MNanoBEIR / NanoBEIR-vi / NanoHotpotQA

Overview

NanoHotpotQA in the Vietnamese NanoBEIR slice is a multi-hop Wikipedia passage retrieval task derived from HotpotQA. The queries are Vietnamese translated questions, and each query normally requires evidence from two supporting passages. The retrieval goal is not only to find a page about the right entity, but to recover the passages that jointly support the answer. This makes the task useful for evaluating Vietnamese multi-hop retrieval, bridge-entity reasoning, and candidate coverage for downstream question answering.

Details

What the Original Data Measures

HotpotQA was designed for diverse, explainable multi-hop question answering over Wikipedia. In the retrieval setting, the model must find supporting passages that contain the evidence chain needed to answer the question. Many questions mention one entity and require following a relation to another entity, work, place, event, or person.

The Vietnamese translated version keeps this multi-hop structure while adding multilingual retrieval challenges. Entity names, film titles, organization names, and historical names may remain close to English or their original script, while the surrounding question and passage text is Vietnamese. A strong retriever must combine lexical entity recognition with semantic bridge matching.

Observed Data Profile

The task contains 50 queries, 5,090 documents, and 100 relevance judgments. Every query has exactly 2 positive passages, so the average, minimum, median, and maximum positives per query are all 2.0, 2, 2.0, and 2. All 50 queries are multi-positive, or 100.0% of the set.

Queries average 90.66 characters, while documents average 374.15 characters. Compared with many BEIR-style QA tasks, the queries are relatively long because they often encode the bridge relation directly.
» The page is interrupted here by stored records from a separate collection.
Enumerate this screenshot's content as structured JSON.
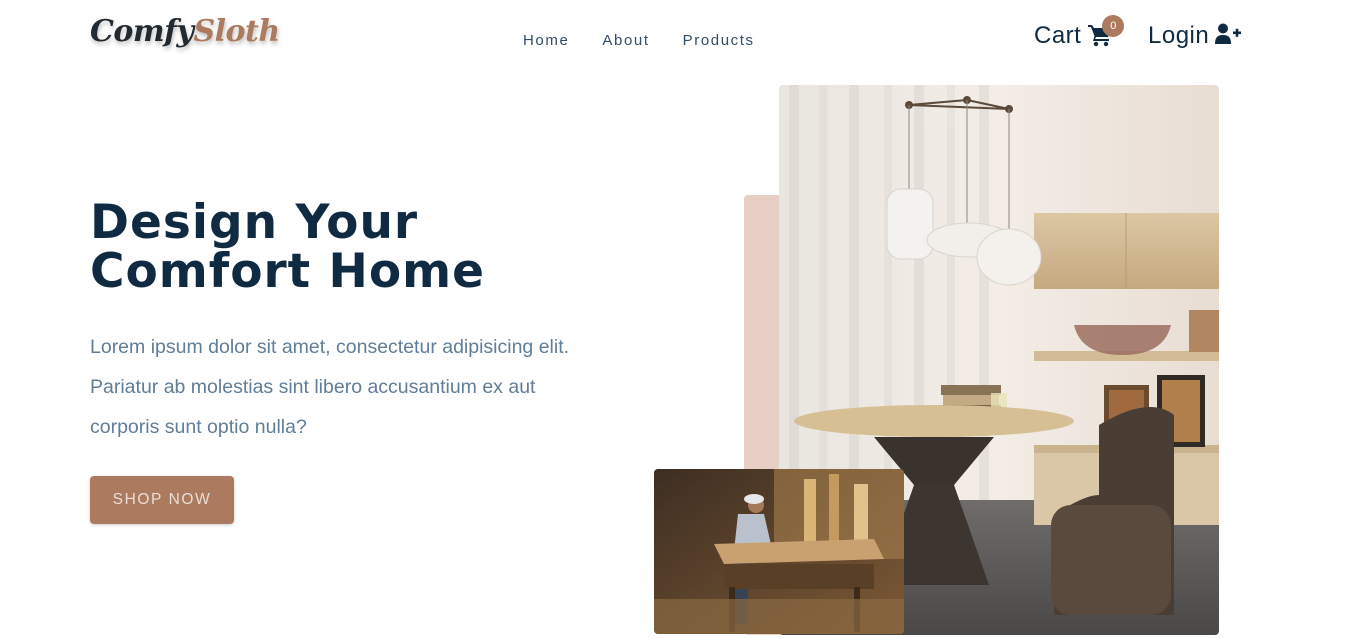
{
  "brand": {
    "part1": "Comfy",
    "part2": "Sloth",
    "primary_color": "#ab7a5f",
    "text_color": "#102a42"
  },
  "nav": {
    "links": [
      "Home",
      "About",
      "Products"
    ]
  },
  "header": {
    "cart_label": "Cart",
    "cart_count": "0",
    "login_label": "Login",
    "cart_icon": "cart-icon",
    "login_icon": "user-plus-icon"
  },
  "hero": {
    "title_line1": "Design Your",
    "title_line2": "Comfort Home",
    "text": "Lorem ipsum dolor sit amet, consectetur adipisicing elit. Pariatur ab molestias sint libero accusantium ex aut corporis sunt optio nulla?",
    "button_label": "SHOP NOW"
  }
}
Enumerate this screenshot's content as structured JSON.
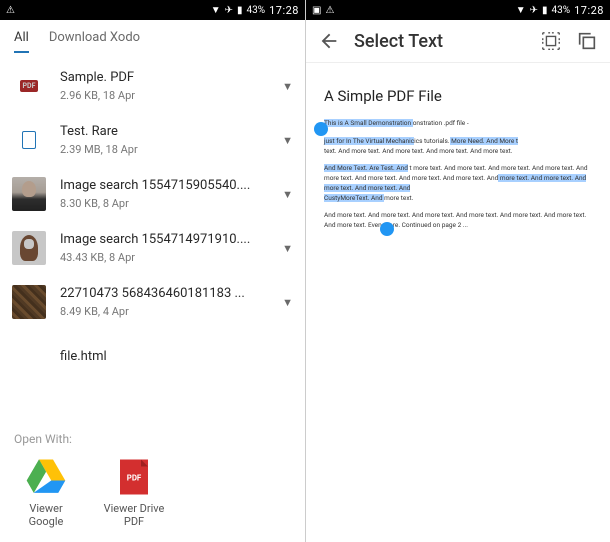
{
  "status": {
    "battery": "43%",
    "time": "17:28"
  },
  "left": {
    "tabs": {
      "all": "All",
      "download": "Download Xodo"
    },
    "files": [
      {
        "name": "Sample. PDF",
        "meta": "2.96 KB,  18 Apr"
      },
      {
        "name": "Test. Rare",
        "meta": "2.39 MB,  18 Apr"
      },
      {
        "name": "Image  search  1554715905540....",
        "meta": "8.30 KB,  8 Apr"
      },
      {
        "name": "Image  search  1554714971910....",
        "meta": "43.43 KB,  8 Apr"
      },
      {
        "name": "22710473  568436460181183 ...",
        "meta": "8.49 KB,  4 Apr"
      },
      {
        "name": "file.html",
        "meta": ""
      }
    ],
    "open_with": {
      "title": "Open With:",
      "apps": [
        {
          "label": "Viewer Google"
        },
        {
          "label": "Viewer Drive PDF"
        }
      ]
    }
  },
  "right": {
    "toolbar_title": "Select Text",
    "doc_title": "A Simple PDF File",
    "p1a": "This is A Small Demonstration ",
    "p1b": "onstration .pdf file -",
    "p2a": "just for In The Virtual Mechanic",
    "p2b": "ics tutorials.",
    "p2c": " More Need. And More t",
    "p2d": "text. And more text. And more text. And more text. And more text.",
    "p3a": "And More Text. Are Test. And",
    "p3b": " t more text. And more text. And more text. And more text. And more text. And more text. And more text. And more text. And",
    "p3c": " more text. And more text. And more text. And more text. And ",
    "p3d": "CustyMoreText. And ",
    "p3e": "more text.",
    "p4": "And more text. And more text. And more text. And more text. And more text. And more text. And more text. Even more. Continued on page 2 ..."
  }
}
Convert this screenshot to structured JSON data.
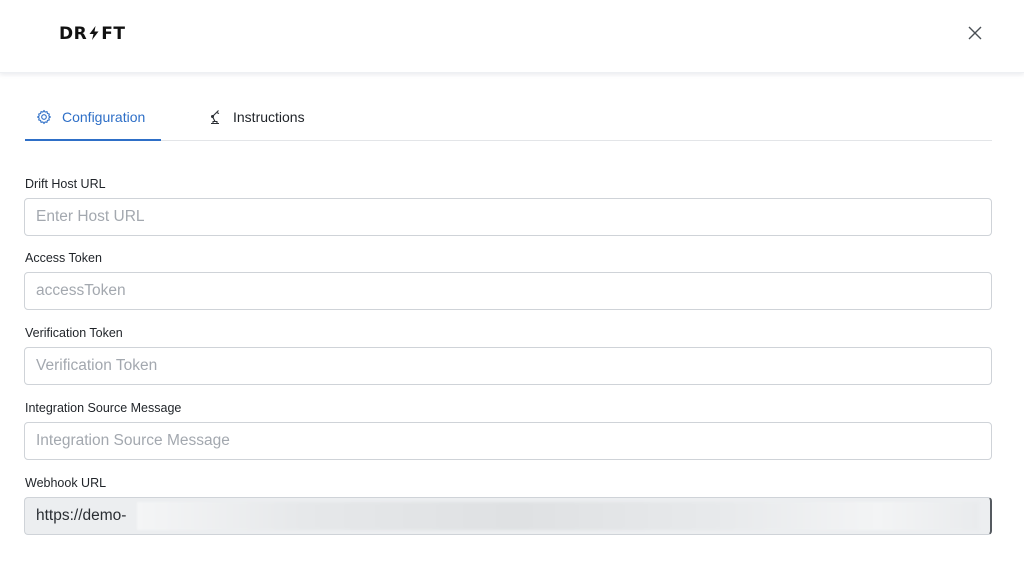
{
  "header": {
    "logo_text": "DR⚡FT",
    "close_icon": "close-icon"
  },
  "tabs": [
    {
      "label": "Configuration",
      "icon": "gear-icon",
      "active": true
    },
    {
      "label": "Instructions",
      "icon": "robot-arm-icon",
      "active": false
    }
  ],
  "colors": {
    "accent": "#2e6fc7",
    "input_border": "#cfd3d8",
    "placeholder": "#a3a8af",
    "disabled_bg": "#eceef0"
  },
  "form": {
    "host_url": {
      "label": "Drift Host URL",
      "placeholder": "Enter Host URL",
      "value": ""
    },
    "access_token": {
      "label": "Access Token",
      "placeholder": "accessToken",
      "value": ""
    },
    "verification_token": {
      "label": "Verification Token",
      "placeholder": "Verification Token",
      "value": ""
    },
    "integration_source_message": {
      "label": "Integration Source Message",
      "placeholder": "Integration Source Message",
      "value": ""
    },
    "webhook_url": {
      "label": "Webhook URL",
      "value": "https://demo-"
    }
  }
}
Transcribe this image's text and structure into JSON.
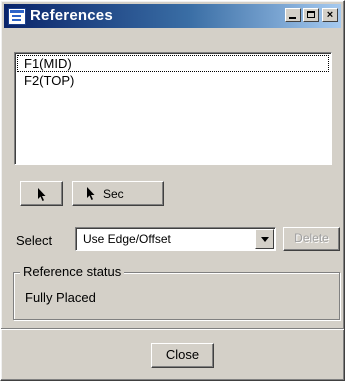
{
  "window": {
    "title": "References",
    "icons": [
      "app-icon",
      "minimize-icon",
      "maximize-icon",
      "close-icon"
    ]
  },
  "references": {
    "items": [
      "F1(MID)",
      "F2(TOP)"
    ],
    "selected_index": 0
  },
  "toolbar": {
    "pick_icon": "arrow-cursor-icon",
    "sec_label": "Sec"
  },
  "select_row": {
    "label": "Select",
    "combo_value": "Use Edge/Offset",
    "delete_label": "Delete"
  },
  "status": {
    "group_title": "Reference status",
    "value": "Fully Placed"
  },
  "footer": {
    "close_label": "Close"
  },
  "colors": {
    "face": "#d4d0c8",
    "title_start": "#0a246a",
    "title_end": "#a6caf0",
    "disabled_text": "#a0a0a0"
  }
}
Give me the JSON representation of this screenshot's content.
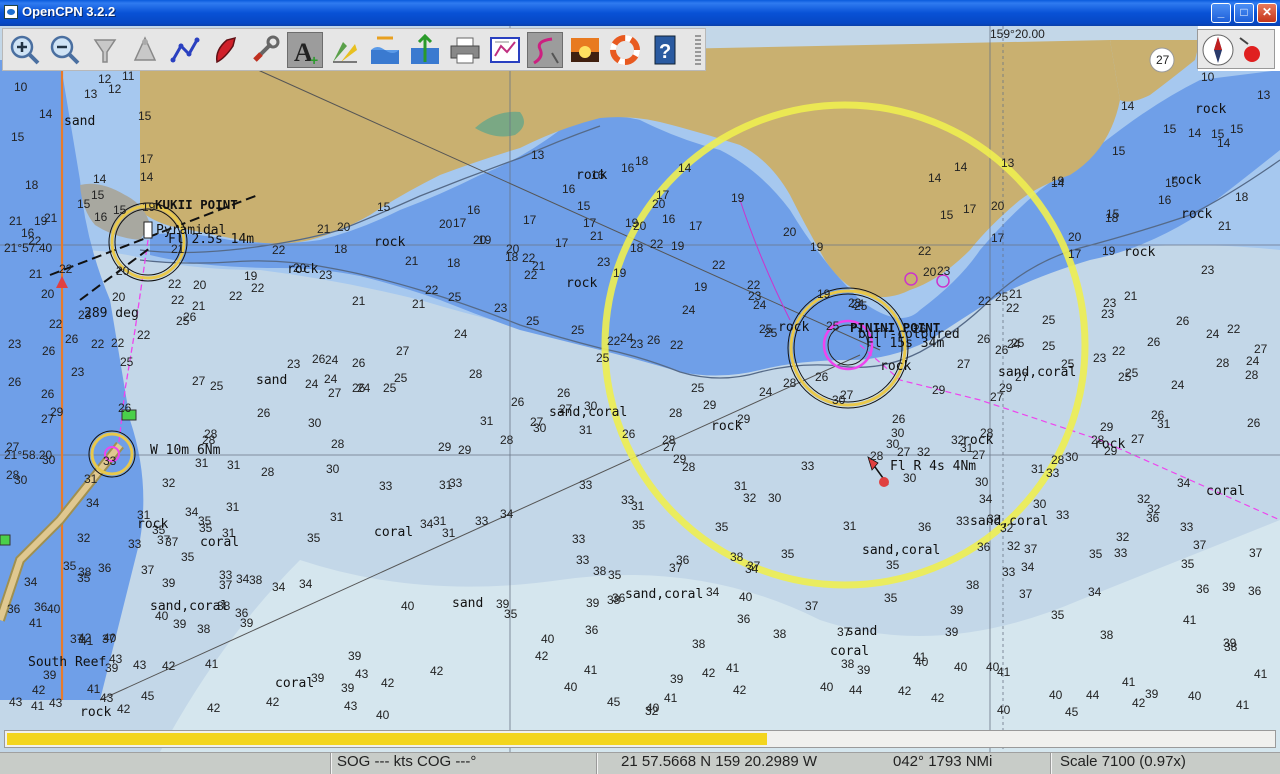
{
  "window": {
    "title": "OpenCPN 3.2.2",
    "minimize_label": "_",
    "maximize_label": "□",
    "close_label": "✕"
  },
  "toolbar": {
    "tools": [
      {
        "name": "zoom-in-tool",
        "icon": "magnifier-plus-icon"
      },
      {
        "name": "zoom-out-tool",
        "icon": "magnifier-minus-icon"
      },
      {
        "name": "scale-in-tool",
        "icon": "funnel-icon"
      },
      {
        "name": "scale-out-tool",
        "icon": "cone-icon"
      },
      {
        "name": "route-tool",
        "icon": "route-icon"
      },
      {
        "name": "auto-follow-tool",
        "icon": "ship-icon"
      },
      {
        "name": "settings-tool",
        "icon": "wrench-icon"
      },
      {
        "name": "text-toggle-tool",
        "icon": "text-a-icon",
        "active": true
      },
      {
        "name": "current-tool",
        "icon": "arrows-icon"
      },
      {
        "name": "tide-tool",
        "icon": "tide-icon"
      },
      {
        "name": "chart-quilt-tool",
        "icon": "chart-quilt-icon"
      },
      {
        "name": "print-tool",
        "icon": "printer-icon"
      },
      {
        "name": "route-manager-tool",
        "icon": "route-manager-icon"
      },
      {
        "name": "track-tool",
        "icon": "track-icon",
        "active": true
      },
      {
        "name": "color-scheme-tool",
        "icon": "sunset-icon"
      },
      {
        "name": "mob-tool",
        "icon": "lifebuoy-icon"
      },
      {
        "name": "help-tool",
        "icon": "help-icon"
      }
    ]
  },
  "compass": {
    "icon": "compass-icon",
    "gps_icon": "gps-status-icon"
  },
  "chart": {
    "colors": {
      "land": "#c9b070",
      "shallow": "#6f9fe8",
      "mid": "#a6c8ef",
      "deep": "#c3d7e8",
      "deepest": "#d5e6ee",
      "range_ring": "#eeee50",
      "route": "#ee44ee",
      "ownship_track": "#e87b2a"
    },
    "grid_labels": {
      "top": "159°20.00",
      "left1": "21°57.40",
      "left2": "21°58.20"
    },
    "place_labels": {
      "kukii": "KUKII POINT",
      "pinini": "PININI POINT",
      "south_reef": "South Reef",
      "buff_col": "buff-coloured",
      "pyramidal": "Pyramidal"
    },
    "light_labels": {
      "kukii": "Fl 2.5s 14m",
      "pinini": "Fl 15s 34m",
      "buoy": "Fl R 4s 4Nm",
      "west": "W 10m 6Nm"
    },
    "bearing_label": "289 deg",
    "zoom_badge": "27",
    "bottom_depth": "32",
    "seabed_labels": {
      "rock": "rock",
      "sand": "sand",
      "coral": "coral",
      "sand_coral": "sand,coral"
    }
  },
  "progress": {
    "fraction": 0.6
  },
  "status": {
    "sog": "SOG --- kts  COG ---°",
    "position": "21 57.5668 N   159 20.2989 W",
    "bearing_distance": "042°  1793 NMi",
    "scale": "Scale 7100 (0.97x)"
  }
}
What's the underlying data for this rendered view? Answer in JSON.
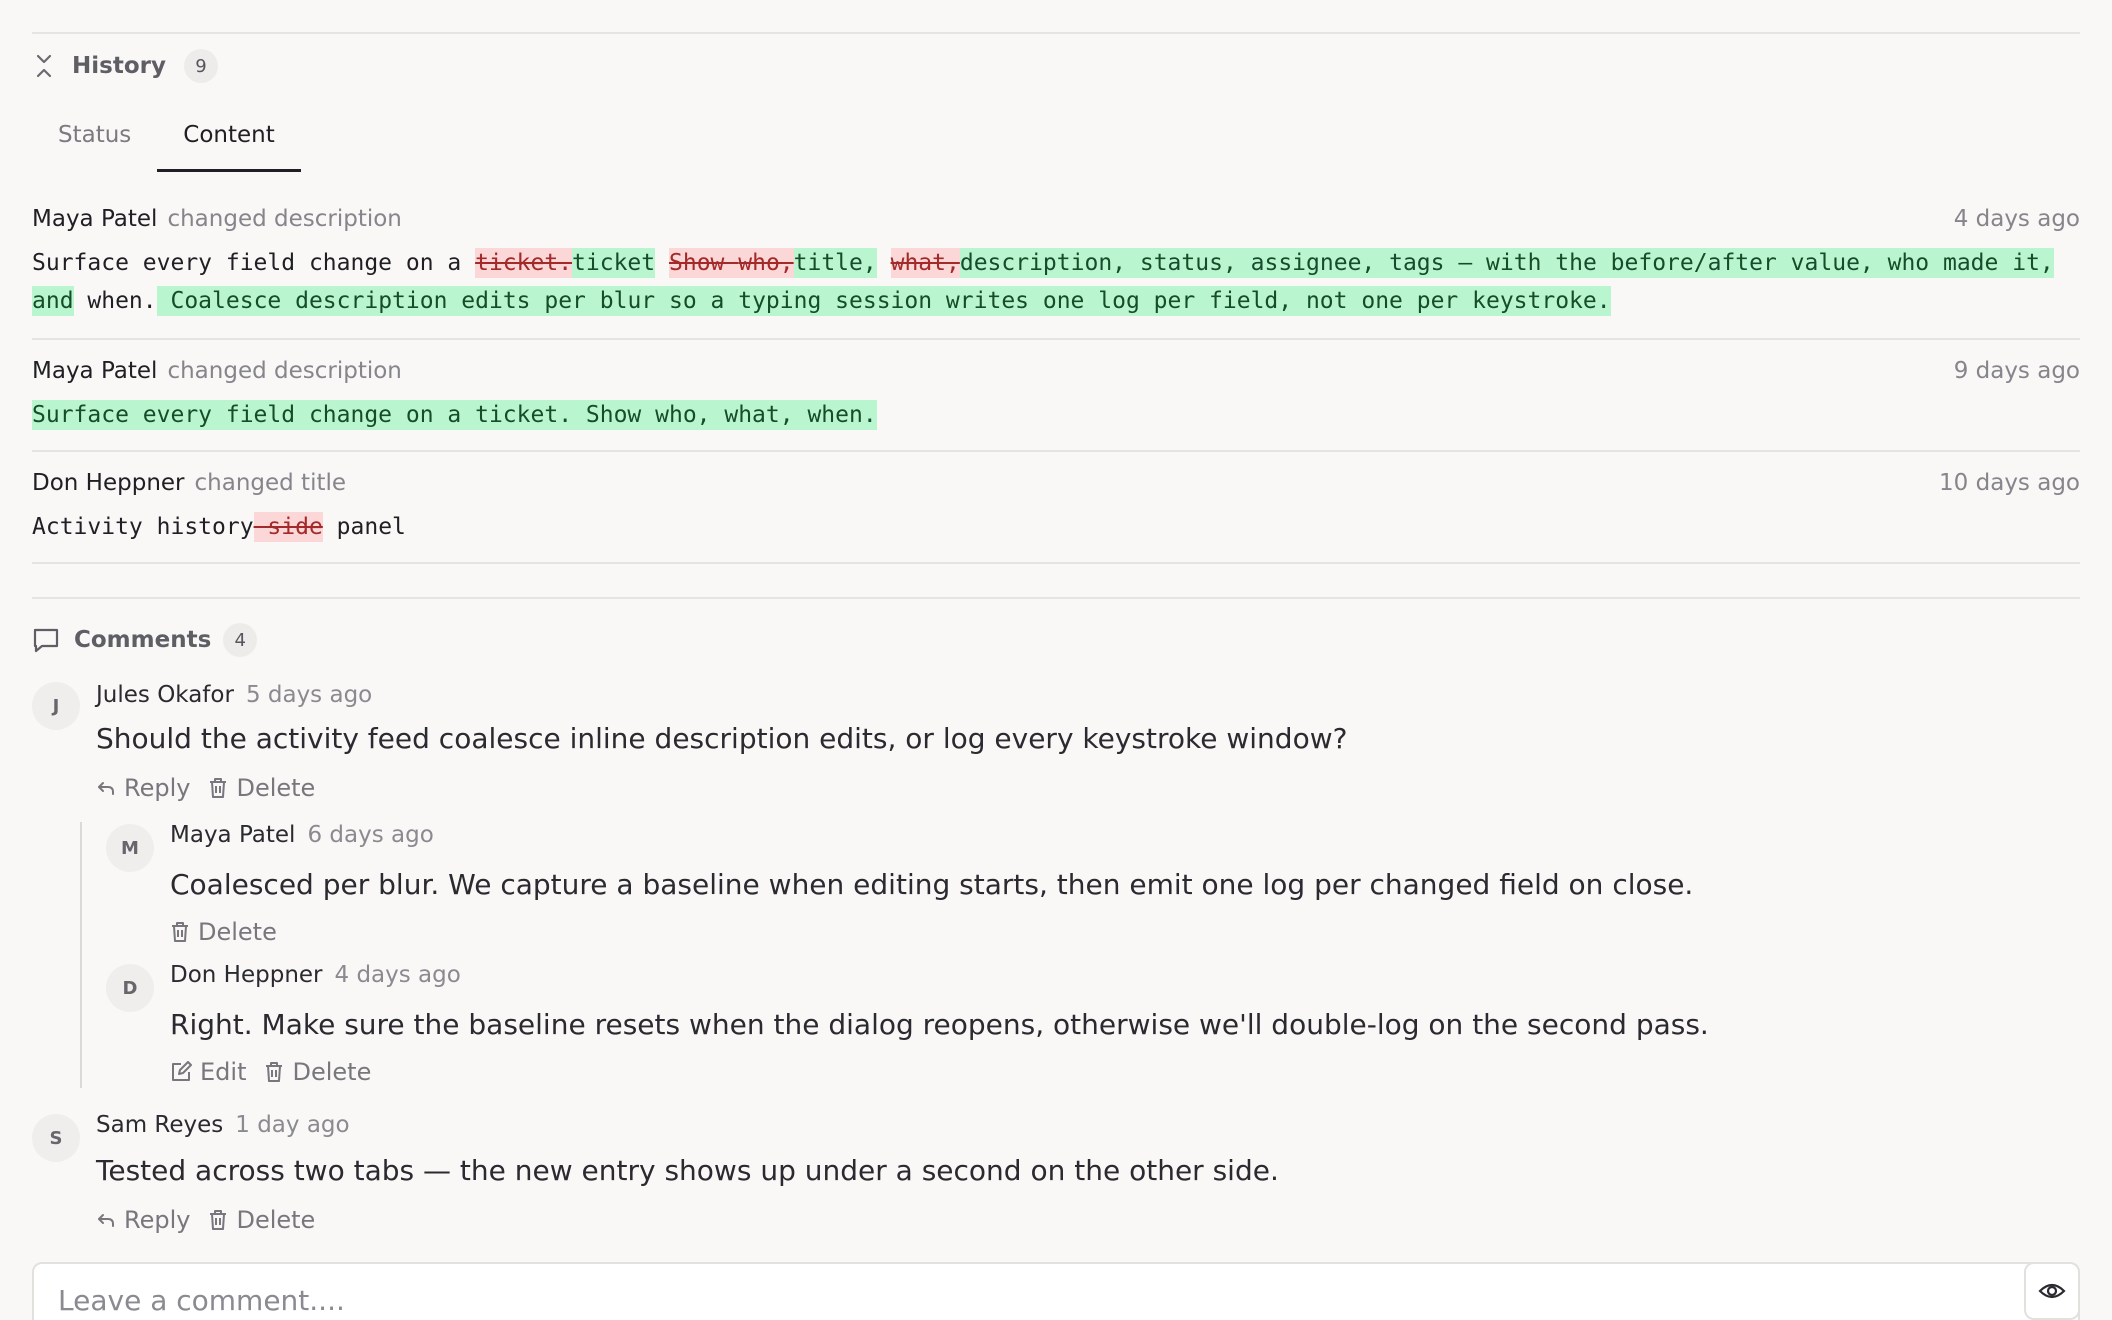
{
  "history": {
    "title": "History",
    "count": "9",
    "tabs": [
      {
        "label": "Status",
        "active": false
      },
      {
        "label": "Content",
        "active": true
      }
    ],
    "entries": [
      {
        "author": "Maya Patel",
        "action": "changed description",
        "time": "4 days ago",
        "segments": [
          {
            "type": "same",
            "text": "Surface every field change on a "
          },
          {
            "type": "del",
            "text": "ticket."
          },
          {
            "type": "ins",
            "text": "ticket"
          },
          {
            "type": "same",
            "text": " "
          },
          {
            "type": "del",
            "text": "Show "
          },
          {
            "type": "same",
            "text": " "
          },
          {
            "type": "del",
            "text": "who,"
          },
          {
            "type": "ins",
            "text": "title,"
          },
          {
            "type": "same",
            "text": " "
          },
          {
            "type": "del",
            "text": "what,"
          },
          {
            "type": "ins",
            "text": "description, status, assignee, tags — with the before/after value, who made it, and"
          },
          {
            "type": "same",
            "text": " when."
          },
          {
            "type": "ins",
            "text": " Coalesce description edits per blur so a typing session writes one log per field, not one per keystroke."
          }
        ]
      },
      {
        "author": "Maya Patel",
        "action": "changed description",
        "time": "9 days ago",
        "segments": [
          {
            "type": "ins",
            "text": "Surface every field change on a ticket. Show who, what, when."
          }
        ]
      },
      {
        "author": "Don Heppner",
        "action": "changed title",
        "time": "10 days ago",
        "segments": [
          {
            "type": "same",
            "text": "Activity history"
          },
          {
            "type": "del",
            "text": " side"
          },
          {
            "type": "same",
            "text": " panel"
          }
        ]
      }
    ]
  },
  "comments": {
    "title": "Comments",
    "count": "4",
    "items": [
      {
        "initial": "J",
        "author": "Jules Okafor",
        "time": "5 days ago",
        "body": "Should the activity feed coalesce inline description edits, or log every keystroke window?",
        "actions": [
          "Reply",
          "Delete"
        ]
      },
      {
        "initial": "M",
        "author": "Maya Patel",
        "time": "6 days ago",
        "body": "Coalesced per blur. We capture a baseline when editing starts, then emit one log per changed field on close.",
        "actions": [
          "Delete"
        ]
      },
      {
        "initial": "D",
        "author": "Don Heppner",
        "time": "4 days ago",
        "body": "Right. Make sure the baseline resets when the dialog reopens, otherwise we'll double-log on the second pass.",
        "actions": [
          "Edit",
          "Delete"
        ]
      },
      {
        "initial": "S",
        "author": "Sam Reyes",
        "time": "1 day ago",
        "body": "Tested across two tabs — the new entry shows up under a second on the other side.",
        "actions": [
          "Reply",
          "Delete"
        ]
      }
    ]
  },
  "composer": {
    "placeholder": "Leave a comment....",
    "preview_icon": "eye-icon"
  },
  "colors": {
    "insert_bg": "#b9f5cf",
    "delete_bg": "#fbd7d7",
    "background": "#f9f8f7"
  }
}
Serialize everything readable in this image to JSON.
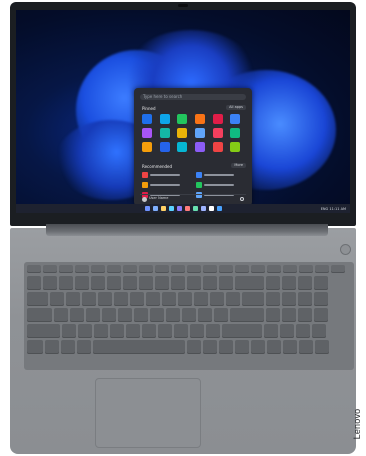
{
  "device": {
    "brand": "Lenovo"
  },
  "screen": {
    "start_menu": {
      "search_placeholder": "Type here to search",
      "pinned_label": "Pinned",
      "pinned_button": "All apps",
      "recommended_label": "Recommended",
      "recommended_button": "More",
      "user_name": "User Name"
    },
    "taskbar": {
      "tray_text": "ENG 11:11 AM"
    }
  },
  "colors": {
    "app_icons": [
      "#1f6feb",
      "#0ea5e9",
      "#22c55e",
      "#f97316",
      "#e11d48",
      "#3b82f6",
      "#a855f7",
      "#14b8a6",
      "#eab308",
      "#60a5fa",
      "#f43f5e",
      "#10b981",
      "#f59e0b",
      "#2563eb",
      "#06b6d4",
      "#8b5cf6",
      "#ef4444",
      "#84cc16"
    ],
    "rec_icons": [
      "#ef4444",
      "#3b82f6",
      "#f59e0b",
      "#22c55e",
      "#e11d48",
      "#60a5fa"
    ],
    "taskbar_icons": [
      "#6f93ff",
      "#7fb0ff",
      "#ffd166",
      "#5ad1ff",
      "#8a7dff",
      "#ff7b7b",
      "#68e0b0",
      "#9fb4ff",
      "#ffffff",
      "#4aa3ff"
    ]
  }
}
The documents are short enough that passage-level evidence is fairly focused, but retrieving both positives remains the central difficulty.

BM25 Evaluation Profile

BM25 reaches nDCG@10 of 0.6311, hit@10 of 0.8800, and recall@100 of 0.8200 using the top-500 BM25 candidate subset. This is a strong lexical baseline. Multi-hop questions often include distinctive entity names, dates, locations, or titles, and those terms give BM25 enough signal to retrieve many supporting passages.

The weakness is coverage and ordering across the two-positive requirement. BM25 can find one passage about a named entity but miss the second bridge passage, or rank another same-entity passage above the needed support. The recall@100 value shows that lexical matching is useful but does not fully cover the evidence set for reranking.

Dense Evaluation Profile

The dense harrier-oss-270m run reaches nDCG@10 of 0.7552, hit@10 of 0.9400, and recall@100 of 0.9000. Dense retrieval is the strongest direct top-rank profile on this task. It improves both nDCG@10 and recall@100 over BM25, indicating that embedding similarity helps recover passages connected by the question's relation rather than by term overlap alone.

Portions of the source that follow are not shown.